いのしし くん。

政治、経済から音楽全般の評論
ultimate one in the cos-mos

新国立競技場の見直し。 think better of plan of the new national athletic stadium

2015-05-19 19:52:09 | 日記
 (1)2020年の東京オリンピック、パラリンピック(以後、東京五輪)大会のメイン会場となる新国立競技場(the new national athletic stadium)の建設計画が揺れに揺れている。

 東京五輪は競技会場をコンパクトに集めて、できるだけ既存施設を利用して経費を節約する基本計画で出発したが、デザインコンペで選ばれたメイン会場となる新国立競技場は巨大宇宙船のような超未来型競技場を思わせて、周囲との景観不調和から建築専門家からは「景観を壊す」と評判も悪く批判も多かった。
 さらに招致段階での総工費1300億円の見積もりが実施段階での基本設計では2倍以上の3000億円規模(報道)まで膨らんで、あまりの計画見通しの甘さ、いいかげんさが表面化していた。

 (2)結局は当初の基本計画は見直し、見直しされて、開閉式屋根は東京五輪後に回されて客席は一部仮設へと規模は大幅に縮小(報道)されることになった。
 そもそも東京五輪招致のコンパクトで経費節約の理念から逸脱したメイン会場の新国立競技場計画だったのだ。

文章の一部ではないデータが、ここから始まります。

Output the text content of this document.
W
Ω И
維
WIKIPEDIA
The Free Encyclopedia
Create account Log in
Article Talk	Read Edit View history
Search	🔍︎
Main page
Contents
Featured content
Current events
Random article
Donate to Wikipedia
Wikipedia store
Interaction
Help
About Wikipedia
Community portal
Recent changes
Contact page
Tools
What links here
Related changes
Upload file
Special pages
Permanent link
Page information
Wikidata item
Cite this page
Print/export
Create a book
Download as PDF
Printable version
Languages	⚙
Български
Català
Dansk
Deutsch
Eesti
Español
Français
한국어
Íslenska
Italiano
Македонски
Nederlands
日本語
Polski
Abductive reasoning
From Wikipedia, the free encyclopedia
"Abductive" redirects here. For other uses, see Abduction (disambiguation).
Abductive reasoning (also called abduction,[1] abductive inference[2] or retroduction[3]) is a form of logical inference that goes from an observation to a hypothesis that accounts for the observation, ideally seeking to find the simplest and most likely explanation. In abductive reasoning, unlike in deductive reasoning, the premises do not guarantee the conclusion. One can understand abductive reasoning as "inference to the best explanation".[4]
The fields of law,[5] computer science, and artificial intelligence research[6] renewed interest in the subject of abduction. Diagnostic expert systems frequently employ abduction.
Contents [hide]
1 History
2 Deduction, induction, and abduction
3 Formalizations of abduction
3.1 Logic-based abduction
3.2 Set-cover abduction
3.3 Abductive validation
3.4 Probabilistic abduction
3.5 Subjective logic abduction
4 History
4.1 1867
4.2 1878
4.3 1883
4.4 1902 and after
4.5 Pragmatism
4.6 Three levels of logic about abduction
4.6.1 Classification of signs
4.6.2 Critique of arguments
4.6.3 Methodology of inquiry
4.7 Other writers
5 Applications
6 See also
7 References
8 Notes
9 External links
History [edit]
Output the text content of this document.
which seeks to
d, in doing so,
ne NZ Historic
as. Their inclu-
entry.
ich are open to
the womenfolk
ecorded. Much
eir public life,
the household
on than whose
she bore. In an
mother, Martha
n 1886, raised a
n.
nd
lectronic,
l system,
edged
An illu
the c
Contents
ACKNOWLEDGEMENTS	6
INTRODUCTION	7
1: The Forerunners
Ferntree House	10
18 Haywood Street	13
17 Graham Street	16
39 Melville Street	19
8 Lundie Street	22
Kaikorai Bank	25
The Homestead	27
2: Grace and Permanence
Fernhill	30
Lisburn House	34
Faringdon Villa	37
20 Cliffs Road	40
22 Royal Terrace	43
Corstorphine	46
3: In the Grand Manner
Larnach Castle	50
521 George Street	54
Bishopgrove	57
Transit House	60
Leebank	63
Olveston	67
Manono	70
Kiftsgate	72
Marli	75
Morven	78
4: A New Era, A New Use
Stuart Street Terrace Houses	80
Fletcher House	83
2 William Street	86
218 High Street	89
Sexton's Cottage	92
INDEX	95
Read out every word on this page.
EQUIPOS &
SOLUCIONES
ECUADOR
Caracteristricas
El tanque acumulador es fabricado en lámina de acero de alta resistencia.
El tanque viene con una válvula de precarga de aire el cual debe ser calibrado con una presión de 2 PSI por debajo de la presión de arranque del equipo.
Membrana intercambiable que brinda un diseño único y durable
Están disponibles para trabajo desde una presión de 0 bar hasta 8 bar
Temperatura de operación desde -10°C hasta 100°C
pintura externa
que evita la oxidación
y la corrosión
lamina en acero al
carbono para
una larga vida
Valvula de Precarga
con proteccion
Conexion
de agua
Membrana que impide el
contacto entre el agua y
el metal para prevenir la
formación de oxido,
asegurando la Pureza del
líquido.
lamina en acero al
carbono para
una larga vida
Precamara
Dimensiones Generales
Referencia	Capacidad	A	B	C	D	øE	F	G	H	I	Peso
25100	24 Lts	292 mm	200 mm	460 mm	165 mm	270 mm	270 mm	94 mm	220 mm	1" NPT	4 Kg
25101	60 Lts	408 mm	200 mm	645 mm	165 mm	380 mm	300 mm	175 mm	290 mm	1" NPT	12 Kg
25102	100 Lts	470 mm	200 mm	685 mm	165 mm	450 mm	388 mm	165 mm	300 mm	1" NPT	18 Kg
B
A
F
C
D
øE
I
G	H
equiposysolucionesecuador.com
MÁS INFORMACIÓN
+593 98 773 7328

 JOC(日本オリンピック委員会)、JSC(新国立競技場管理運営センター)の組織能力、管理統治能力が問われる問題だ。スポーツ行政ではたびたび組織管理、統治能力の脆弱性(ぜいじゃく fragility)、未熟さが指摘されて、社会パラダイム(paradigm)から大きくかけ離れた特権意識、常識、理念が問題視されてきた。

 (3)運動能力、身体能力の飛びぬけた優越性(sense of superiority)が組織的なステータスを生んで一般社会のパラダイムからは考えられない唯我独尊、特権性、閉鎖性を招いて、組織統治運営の中にいわゆる「世間知らず」なところがつきまとってきた。

 経済感覚でも効率性よりは効果性を重んじて、投資対効果が絶対との論理も見受けられる。これは日本型政治、ハコもの行政の歴史の流れでもあるが、不適正、不調和な施設をつくるだけつくって後のことは顧みないムダ行政の負担のツケだけ負うことにも通じるものだ。

 (4)新国立競技場の当初の建設基本見積もり1300億円も「招致を有利に運ぶため、予算を低く見積もった」(報道)ものともいわれている。東京五輪は東京都の開催ではあるが国、文科省、国民をあげての日本の一大スポーツイベントでもある東京五輪計画に対して、東京都、国をあげての責任ある判断、計画能力が求められている。

 コンパクトで経費節約の東京五輪開催理念の一方で、先端的科学技術立国の首都東京としての存在力をアピールする意図もあったのではないのか。

 (5)新国立競技場の建設計画には東京五輪の開催理念にそぐわない特異な計画になっていた。2020年東京五輪のメイン会場の新国立競技場の基本計画の相次ぐ見直しは、折角の東京五輪開催歓迎ムードの高まりに水を差すものとなった。

 それはまた日本のスポーツ行政の脆弱性、未熟さをあらためて認識させられるものだ。東京五輪開催をにらんで政府もスポーツ庁を設置して政策として推進することが決定している。
 スポーツ組織の統治、管理、経済能力の向上に向けて指導力を発揮することが必要だ。